Come mai il giallo della stadio della Roma a Tor di Valle è finito in naftalina, nessuno ne parla e i media non scrivono neanche un rigo? E tutti, invece, a tuffo sul povero Spelacchio? Perchè va in prima pagina la clamorosa notizia dei rami un po’ poveri d’aghi del pino trentino e nessuno se ne frega della più colossale operazione speculativa a base di pallone & mattoni?

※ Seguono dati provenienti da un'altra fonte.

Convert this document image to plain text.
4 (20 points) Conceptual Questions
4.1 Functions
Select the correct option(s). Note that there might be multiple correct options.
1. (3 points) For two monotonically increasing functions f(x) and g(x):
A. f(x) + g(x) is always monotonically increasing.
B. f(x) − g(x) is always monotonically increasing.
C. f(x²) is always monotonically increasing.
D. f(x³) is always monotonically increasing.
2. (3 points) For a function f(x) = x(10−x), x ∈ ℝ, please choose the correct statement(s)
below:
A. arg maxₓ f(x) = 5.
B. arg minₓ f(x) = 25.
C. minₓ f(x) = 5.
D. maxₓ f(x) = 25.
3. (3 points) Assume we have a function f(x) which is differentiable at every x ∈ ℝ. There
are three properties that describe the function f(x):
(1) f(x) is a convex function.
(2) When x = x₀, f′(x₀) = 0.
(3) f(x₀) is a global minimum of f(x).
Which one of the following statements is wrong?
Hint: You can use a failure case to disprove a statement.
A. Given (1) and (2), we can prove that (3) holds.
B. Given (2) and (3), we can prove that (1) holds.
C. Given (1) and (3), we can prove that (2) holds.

Un mistero. Ma forse non poi troppo, visto che è meglio azzuffarsi per un albero di Natale che mobilita perfino l’ANAC di Raffaele Cantone piuttosto che affrontare il nodo bollente e soprattutto miliardario del nuovo impianto sportivo della squadra giallorossa. Una nuova “mani sulla città” in piena regola.

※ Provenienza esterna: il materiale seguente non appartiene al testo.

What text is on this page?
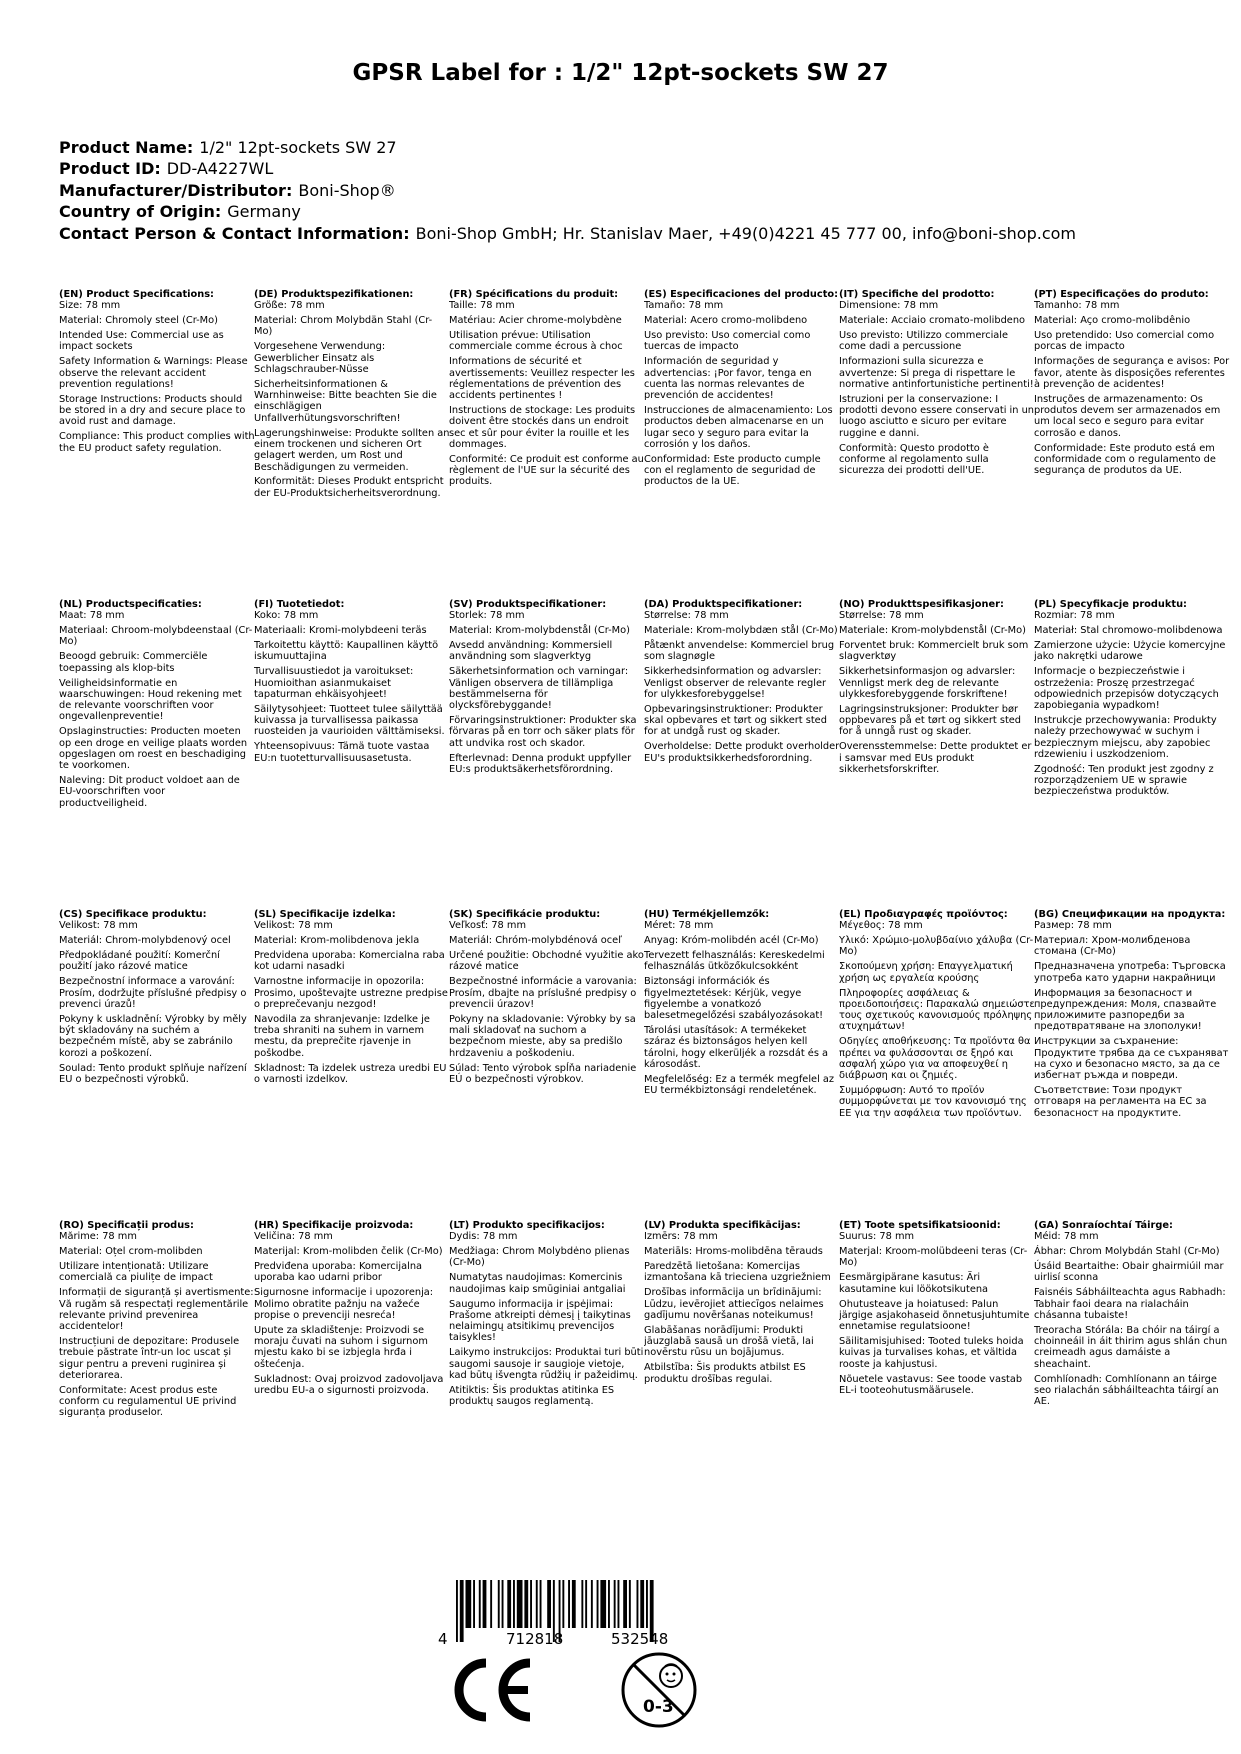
GPSR Label for : 1/2" 12pt-sockets SW 27
Product Name: 1/2" 12pt-sockets SW 27
Product ID: DD-A4227WL
Manufacturer/Distributor: Boni-Shop®
Country of Origin: Germany
Contact Person & Contact Information: Boni-Shop GmbH; Hr. Stanislav Maer, +49(0)4221 45 777 00, info@boni-shop.com
(EN) Product Specifications:
Size: 78 mm
Material: Chromoly steel (Cr-Mo)
Intended Use: Commercial use as impact sockets
Safety Information & Warnings: Please observe the relevant accident prevention regulations!
Storage Instructions: Products should be stored in a dry and secure place to avoid rust and damage.
Compliance: This product complies with the EU product safety regulation.
(DE) Produktspezifikationen:
Größe: 78 mm
Material: Chrom Molybdän Stahl (Cr-Mo)
Vorgesehene Verwendung: Gewerblicher Einsatz als Schlagschrauber-Nüsse
Sicherheitsinformationen & Warnhinweise: Bitte beachten Sie die einschlägigen Unfallverhütungsvorschriften!
Lagerungshinweise: Produkte sollten an einem trockenen und sicheren Ort gelagert werden, um Rost und Beschädigungen zu vermeiden.
Konformität: Dieses Produkt entspricht der EU-Produktsicherheitsverordnung.
(FR) Spécifications du produit:
Taille: 78 mm
Matériau: Acier chrome-molybdène
Utilisation prévue: Utilisation commerciale comme écrous à choc
Informations de sécurité et avertissements: Veuillez respecter les réglementations de prévention des accidents pertinentes !
Instructions de stockage: Les produits doivent être stockés dans un endroit sec et sûr pour éviter la rouille et les dommages.
Conformité: Ce produit est conforme au règlement de l'UE sur la sécurité des produits.
(ES) Especificaciones del producto:
Tamaño: 78 mm
Material: Acero cromo-molibdeno
Uso previsto: Uso comercial como tuercas de impacto
Información de seguridad y advertencias: ¡Por favor, tenga en cuenta las normas relevantes de prevención de accidentes!
Instrucciones de almacenamiento: Los productos deben almacenarse en un lugar seco y seguro para evitar la corrosión y los daños.
Conformidad: Este producto cumple con el reglamento de seguridad de productos de la UE.
(IT) Specifiche del prodotto:
Dimensione: 78 mm
Materiale: Acciaio cromato-molibdeno
Uso previsto: Utilizzo commerciale come dadi a percussione
Informazioni sulla sicurezza e avvertenze: Si prega di rispettare le normative antinfortunistiche pertinenti!
Istruzioni per la conservazione: I prodotti devono essere conservati in un luogo asciutto e sicuro per evitare ruggine e danni.
Conformità: Questo prodotto è conforme al regolamento sulla sicurezza dei prodotti dell'UE.
(PT) Especificações do produto:
Tamanho: 78 mm
Material: Aço cromo-molibdênio
Uso pretendido: Uso comercial como porcas de impacto
Informações de segurança e avisos: Por favor, atente às disposições referentes à prevenção de acidentes!
Instruções de armazenamento: Os produtos devem ser armazenados em um local seco e seguro para evitar corrosão e danos.
Conformidade: Este produto está em conformidade com o regulamento de segurança de produtos da UE.
(NL) Productspecificaties:
Maat: 78 mm
Materiaal: Chroom-molybdeenstaal (Cr-Mo)
Beoogd gebruik: Commerciële toepassing als klop-bits
Veiligheidsinformatie en waarschuwingen: Houd rekening met de relevante voorschriften voor ongevallenpreventie!
Opslaginstructies: Producten moeten op een droge en veilige plaats worden opgeslagen om roest en beschadiging te voorkomen.
Naleving: Dit product voldoet aan de EU-voorschriften voor productveiligheid.
(FI) Tuotetiedot:
Koko: 78 mm
Materiaali: Kromi-molybdeeni teräs
Tarkoitettu käyttö: Kaupallinen käyttö iskumuuttajina
Turvallisuustiedot ja varoitukset: Huomioithan asianmukaiset tapaturman ehkäisyohjeet!
Säilytysohjeet: Tuotteet tulee säilyttää kuivassa ja turvallisessa paikassa ruosteiden ja vaurioiden välttämiseksi.
Yhteensopivuus: Tämä tuote vastaa EU:n tuotetturvallisuusasetusta.
(SV) Produktspecifikationer:
Storlek: 78 mm
Material: Krom-molybdenstål (Cr-Mo)
Avsedd användning: Kommersiell användning som slagverktyg
Säkerhetsinformation och varningar: Vänligen observera de tillämpliga bestämmelserna för olycksförebyggande!
Förvaringsinstruktioner: Produkter ska förvaras på en torr och säker plats för att undvika rost och skador.
Efterlevnad: Denna produkt uppfyller EU:s produktsäkerhetsförordning.
(DA) Produktspecifikationer:
Størrelse: 78 mm
Materiale: Krom-molybdæn stål (Cr-Mo)
Påtænkt anvendelse: Kommerciel brug som slagnøgle
Sikkerhedsinformation og advarsler: Venligst observer de relevante regler for ulykkesforebyggelse!
Opbevaringsinstruktioner: Produkter skal opbevares et tørt og sikkert sted for at undgå rust og skader.
Overholdelse: Dette produkt overholder EU's produktsikkerhedsforordning.
(NO) Produkttspesifikasjoner:
Størrelse: 78 mm
Materiale: Krom-molybdenstål (Cr-Mo)
Forventet bruk: Kommercielt bruk som slagverktøy
Sikkerhetsinformasjon og advarsler: Vennligst merk deg de relevante ulykkesforebyggende forskriftene!
Lagringsinstruksjoner: Produkter bør oppbevares på et tørt og sikkert sted for å unngå rust og skader.
Overensstemmelse: Dette produktet er i samsvar med EUs produkt sikkerhetsforskrifter.
(PL) Specyfikacje produktu:
Rozmiar: 78 mm
Materiał: Stal chromowo-molibdenowa
Zamierzone użycie: Użycie komercyjne jako nakrętki udarowe
Informacje o bezpieczeństwie i ostrzeżenia: Proszę przestrzegać odpowiednich przepisów dotyczących zapobiegania wypadkom!
Instrukcje przechowywania: Produkty należy przechowywać w suchym i bezpiecznym miejscu, aby zapobiec rdzewieniu i uszkodzeniom.
Zgodność: Ten produkt jest zgodny z rozporządzeniem UE w sprawie bezpieczeństwa produktów.
(CS) Specifikace produktu:
Velikost: 78 mm
Materiál: Chrom-molybdenový ocel
Předpokládané použití: Komerční použití jako rázové matice
Bezpečnostní informace a varování: Prosím, dodržujte příslušné předpisy o prevenci úrazů!
Pokyny k uskladnění: Výrobky by měly být skladovány na suchém a bezpečném místě, aby se zabránilo korozi a poškození.
Soulad: Tento produkt splňuje nařízení EU o bezpečnosti výrobků.
(SL) Specifikacije izdelka:
Velikost: 78 mm
Material: Krom-molibdenova jekla
Predvidena uporaba: Komercialna raba kot udarni nasadki
Varnostne informacije in opozorila: Prosimo, upoštevajte ustrezne predpise o preprečevanju nezgod!
Navodila za shranjevanje: Izdelke je treba shraniti na suhem in varnem mestu, da preprečite rjavenje in poškodbe.
Skladnost: Ta izdelek ustreza uredbi EU o varnosti izdelkov.
(SK) Špecifikácie produktu:
Veľkosť: 78 mm
Materiál: Chróm-molybdénová oceľ
Určené použitie: Obchodné využitie ako rázové matice
Bezpečnostné informácie a varovania: Prosím, dbajte na príslušné predpisy o prevencii úrazov!
Pokyny na skladovanie: Výrobky by sa mali skladovať na suchom a bezpečnom mieste, aby sa predišlo hrdzaveniu a poškodeniu.
Súlad: Tento výrobok spĺňa nariadenie EÚ o bezpečnosti výrobkov.
(HU) Termékjellemzők:
Méret: 78 mm
Anyag: Króm-molibdén acél (Cr-Mo)
Tervezett felhasználás: Kereskedelmi felhasználás ütközőkulcsokként
Biztonsági információk és figyelmeztetések: Kérjük, vegye figyelembe a vonatkozó balesetmegelőzési szabályozásokat!
Tárolási utasítások: A termékeket száraz és biztonságos helyen kell tárolni, hogy elkerüljék a rozsdát és a károsodást.
Megfelelőség: Ez a termék megfelel az EU termékbiztonsági rendeletének.
(EL) Προδιαγραφές προϊόντος:
Μέγεθος: 78 mm
Υλικό: Χρώμιο-μολυβδαίνιο χάλυβα (Cr-Mo)
Σκοπούμενη χρήση: Επαγγελματική χρήση ως εργαλεία κρούσης
Πληροφορίες ασφάλειας & προειδοποιήσεις: Παρακαλώ σημειώστε τους σχετικούς κανονισμούς πρόληψης ατυχημάτων!
Οδηγίες αποθήκευσης: Τα προϊόντα θα πρέπει να φυλάσσονται σε ξηρό και ασφαλή χώρο για να αποφευχθεί η διάβρωση και οι ζημιές.
Συμμόρφωση: Αυτό το προϊόν συμμορφώνεται με τον κανονισμό της ΕΕ για την ασφάλεια των προϊόντων.
(BG) Спецификации на продукта:
Размер: 78 mm
Материал: Хром-молибденова стомана (Cr-Mo)
Предназначена употреба: Търговска употреба като ударни накрайници
Информация за безопасност и предупреждения: Моля, спазвайте приложимите разпоредби за предотвратяване на злополуки!
Инструкции за съхранение: Продуктите трябва да се съхраняват на сухо и безопасно място, за да се избегнат ръжда и повреди.
Съответствие: Този продукт отговаря на регламента на ЕС за безопасност на продуктите.
(RO) Specificații produs:
Mărime: 78 mm
Material: Oțel crom-molibden
Utilizare intenționată: Utilizare comercială ca piulițe de impact
Informații de siguranță și avertismente: Vă rugăm să respectați reglementările relevante privind prevenirea accidentelor!
Instrucțiuni de depozitare: Produsele trebuie păstrate într-un loc uscat și sigur pentru a preveni ruginirea și deteriorarea.
Conformitate: Acest produs este conform cu regulamentul UE privind siguranța produselor.
(HR) Specifikacije proizvoda:
Veličina: 78 mm
Materijal: Krom-molibden čelik (Cr-Mo)
Predviđena uporaba: Komercijalna uporaba kao udarni pribor
Sigurnosne informacije i upozorenja: Molimo obratite pažnju na važeće propise o prevenciji nesreća!
Upute za skladištenje: Proizvodi se moraju čuvati na suhom i sigurnom mjestu kako bi se izbjegla hrđa i oštećenja.
Sukladnost: Ovaj proizvod zadovoljava uredbu EU-a o sigurnosti proizvoda.
(LT) Produkto specifikacijos:
Dydis: 78 mm
Medžiaga: Chrom Molybdėno plienas (Cr-Mo)
Numatytas naudojimas: Komercinis naudojimas kaip smūginiai antgaliai
Saugumo informacija ir įspėjimai: Prašome atkreipti dėmesį į taikytinas nelaimingų atsitikimų prevencijos taisykles!
Laikymo instrukcijos: Produktai turi būti saugomi sausoje ir saugioje vietoje, kad būtų išvengta rūdžių ir pažeidimų.
Atitiktis: Šis produktas atitinka ES produktų saugos reglamentą.
(LV) Produkta specifikācijas:
Izmērs: 78 mm
Materiāls: Hroms-molibdēna tērauds
Paredzētā lietošana: Komercijas izmantošana kā trieciena uzgriežniem
Drošības informācija un brīdinājumi: Lūdzu, ievērojiet attiecīgos nelaimes gadījumu novēršanas noteikumus!
Glabāšanas norādījumi: Produkti jāuzglabā sausā un drošā vietā, lai novērstu rūsu un bojājumus.
Atbilstība: Šis produkts atbilst ES produktu drošības regulai.
(ET) Toote spetsifikatsioonid:
Suurus: 78 mm
Materjal: Kroom-molübdeeni teras (Cr-Mo)
Eesmärgipärane kasutus: Äri kasutamine kui löökotsikutena
Ohutusteave ja hoiatused: Palun järgige asjakohaseid õnnetusjuhtumite ennetamise regulatsioone!
Säilitamisjuhised: Tooted tuleks hoida kuivas ja turvalises kohas, et vältida rooste ja kahjustusi.
Nõuetele vastavus: See toode vastab EL-i tooteohutusmäärusele.
(GA) Sonraíochtaí Táirge:
Méid: 78 mm
Ábhar: Chrom Molybdán Stahl (Cr-Mo)
Úsáid Beartaithe: Obair ghairmiúil mar uirlisí sconna
Faisnéis Sábháilteachta agus Rabhadh: Tabhair faoi deara na rialacháin chásanna tubaiste!
Treoracha Stórála: Ba chóir na táirgí a choinneáil in áit thirim agus shlán chun creimeadh agus damáiste a sheachaint.
Comhlíonadh: Comhlíonann an táirge seo rialachán sábháilteachta táirgí an AE.
4	712818	532548
0-3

La bomba scoppiò esattamente un anno fa, quando si venne a sapere che tra i botti di Capodanno era stata siglata un’intesa tra il comune a guida Raggi, la Eurnova della famiglia Parnasi (protagonista del maxi affare), la Roma calcio del capo americano James Pallotta, il fondo Prelios capitanato da Massimo Caputi e incaricato di sovrintendere alla provvista finanziaria. Sullo sfondo Unicredit, la banca che ha storicamente finanziato i Parnasi, li ha visti fallire, ha rilevato alcune sigle del gruppo e ora attende con ansia il rientro delle sue esposzioni da 800 milioni di euro e passa, propria via Tor di Valle.

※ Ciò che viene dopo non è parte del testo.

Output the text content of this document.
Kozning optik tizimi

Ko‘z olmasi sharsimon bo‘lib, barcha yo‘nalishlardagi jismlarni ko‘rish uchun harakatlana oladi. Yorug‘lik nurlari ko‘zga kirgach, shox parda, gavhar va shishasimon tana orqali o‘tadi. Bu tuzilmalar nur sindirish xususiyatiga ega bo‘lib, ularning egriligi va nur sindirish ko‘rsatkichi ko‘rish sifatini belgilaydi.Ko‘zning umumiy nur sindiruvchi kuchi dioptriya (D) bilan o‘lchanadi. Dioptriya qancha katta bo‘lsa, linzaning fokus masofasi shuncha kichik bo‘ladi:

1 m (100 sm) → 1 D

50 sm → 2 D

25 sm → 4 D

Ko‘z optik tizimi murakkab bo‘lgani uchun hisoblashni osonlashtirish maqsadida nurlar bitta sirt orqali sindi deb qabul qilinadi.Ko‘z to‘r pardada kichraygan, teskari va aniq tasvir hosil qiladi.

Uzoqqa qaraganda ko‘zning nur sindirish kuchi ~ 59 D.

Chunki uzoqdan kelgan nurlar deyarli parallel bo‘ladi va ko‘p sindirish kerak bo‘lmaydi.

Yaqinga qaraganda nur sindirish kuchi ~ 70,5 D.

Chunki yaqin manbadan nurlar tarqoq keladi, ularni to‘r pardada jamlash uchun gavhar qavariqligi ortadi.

Un’operazione, quella dello stadio, che ha avuto il via ufficiale dalla conferenza dei servizi, che si è tenuta a novembre scorso con la partecipazione di Regione, Comune & C.
Ma restano sul tavolo montagne di interrogativi: la Sovrintendenza che fa, sta a guardare? Tutti i vincoli archeologici e paesaggistici che fine fanno? Le sicurezze ambientali? E il nodo trasporti come verrà mai risolto, visto che sono stati tagliati i fondi?
Una cattedrale nel deserto, irraggiungibile per i tifosi, a meno di impensabili odissee.
Ma di tutto ciò nessuno parla, scrive, discute. Tutto oscurato. Meglio distrarsi con Spelacchio.